The simulators are so simple to use, that students can teach themselves with the aid of guidance posters and have the freedom to practice whenever they want. 

Mike Steele, Teaching Fellow in the School of Veterinary Sciences, said: “Many of our students come in to try out the simulators and as a result, the first rectalling class with a new group of students is much more successful.  No student is in a cow for more than five minutes now and up to 90 per cent leave the first session having felt a uterus, most differentiating whether pregnant or not.”

 As a direct result of these simulators, academics have found that students are more competent at an earlier stage and that the cows are affected to a minimal degree.

Mike Steele added: “We measured milk yield drop over a year of teaching classes with a 250 cow group.  In this time, only four cows were seen to drop yield by two litres in the first milking session after the class and no adverse fertility effects were observed. “

The University’s Breed’n Betsy’s have also been set up with ultrasound scanner probes, so that students may try holding a linear probe and putting it next to an ovary.  This is a difficult skill and the simulators provide invaluable practice in this area.
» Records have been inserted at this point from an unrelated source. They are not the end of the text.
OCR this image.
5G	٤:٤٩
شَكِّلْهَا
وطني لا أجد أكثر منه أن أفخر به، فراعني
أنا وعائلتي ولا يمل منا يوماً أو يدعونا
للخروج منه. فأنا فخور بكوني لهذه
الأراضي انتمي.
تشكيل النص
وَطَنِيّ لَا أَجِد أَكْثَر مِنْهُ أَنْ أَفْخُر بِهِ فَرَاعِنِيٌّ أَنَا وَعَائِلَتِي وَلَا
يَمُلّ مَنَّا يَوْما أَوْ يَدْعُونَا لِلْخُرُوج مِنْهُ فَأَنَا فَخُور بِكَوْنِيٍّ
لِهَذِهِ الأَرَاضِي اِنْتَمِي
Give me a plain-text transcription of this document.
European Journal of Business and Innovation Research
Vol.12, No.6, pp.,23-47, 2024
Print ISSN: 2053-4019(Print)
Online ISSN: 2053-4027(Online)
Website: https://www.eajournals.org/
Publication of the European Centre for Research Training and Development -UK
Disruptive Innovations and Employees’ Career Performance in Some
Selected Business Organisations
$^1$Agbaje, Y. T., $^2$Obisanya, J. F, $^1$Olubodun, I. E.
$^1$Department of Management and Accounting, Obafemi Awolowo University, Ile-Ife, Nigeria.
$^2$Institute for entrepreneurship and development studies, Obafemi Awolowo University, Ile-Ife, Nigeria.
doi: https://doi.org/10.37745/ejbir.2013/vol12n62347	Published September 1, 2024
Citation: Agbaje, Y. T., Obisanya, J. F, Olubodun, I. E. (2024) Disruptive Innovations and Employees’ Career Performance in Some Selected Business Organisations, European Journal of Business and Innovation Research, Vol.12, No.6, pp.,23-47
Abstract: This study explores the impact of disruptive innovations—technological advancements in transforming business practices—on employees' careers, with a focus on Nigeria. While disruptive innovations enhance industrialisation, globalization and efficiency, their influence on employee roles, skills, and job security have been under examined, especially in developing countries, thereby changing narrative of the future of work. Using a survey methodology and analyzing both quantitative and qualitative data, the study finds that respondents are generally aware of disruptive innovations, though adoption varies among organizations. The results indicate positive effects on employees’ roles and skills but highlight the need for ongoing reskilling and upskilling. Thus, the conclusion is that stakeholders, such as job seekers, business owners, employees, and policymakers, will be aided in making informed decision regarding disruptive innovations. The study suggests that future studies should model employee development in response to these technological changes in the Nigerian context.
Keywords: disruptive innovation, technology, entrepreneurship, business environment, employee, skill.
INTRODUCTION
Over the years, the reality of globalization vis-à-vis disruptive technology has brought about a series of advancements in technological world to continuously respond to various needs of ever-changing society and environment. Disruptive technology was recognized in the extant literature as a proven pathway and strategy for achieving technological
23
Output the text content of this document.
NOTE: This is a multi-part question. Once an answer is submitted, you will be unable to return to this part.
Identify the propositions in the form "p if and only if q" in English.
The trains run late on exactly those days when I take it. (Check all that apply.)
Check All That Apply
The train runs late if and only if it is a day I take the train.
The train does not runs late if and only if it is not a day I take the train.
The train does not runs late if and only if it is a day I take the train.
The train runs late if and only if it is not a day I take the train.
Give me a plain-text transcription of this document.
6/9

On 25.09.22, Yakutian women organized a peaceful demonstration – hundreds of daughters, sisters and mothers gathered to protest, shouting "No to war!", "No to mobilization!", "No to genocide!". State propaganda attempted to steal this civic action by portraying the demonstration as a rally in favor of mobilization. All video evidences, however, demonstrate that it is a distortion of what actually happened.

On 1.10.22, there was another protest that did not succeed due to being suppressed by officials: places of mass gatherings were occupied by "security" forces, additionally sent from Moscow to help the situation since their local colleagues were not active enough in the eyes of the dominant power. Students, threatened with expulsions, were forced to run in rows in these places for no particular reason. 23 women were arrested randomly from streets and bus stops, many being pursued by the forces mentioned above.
The Betsy’s come with model cervixes that only allow an AI straw (or intra-uterine antibiotic straw) through if manipulated in the correct manner.  This has given academics the added benefit of being able to teach good AI technique and correct administering of intra-uterine antibiotic.

A more recent development on this simulator is the addition of a water-filled acrylic tube, which recreates an “in-cow” temperature environment to practice.  This model can also allow the attachment of real specimens obtained from abattoir material to complete the realistic experience. 

 

Further information

Brad Pickford is an 18 year veteran of the bovine breeding industry (Nationwide Artificial Breeders), who saw a need to invent Breed’n Betsy, the artificial training simulator, after spending time in the UK, just prior to the foot and mouth outbreak in 2001.

He has received invaluable assistance from many veterinary university professionals around the world, and together with his own teaching experience, now offers a complete training package for all areas of bovine, and more recently, equine reproduction techniques.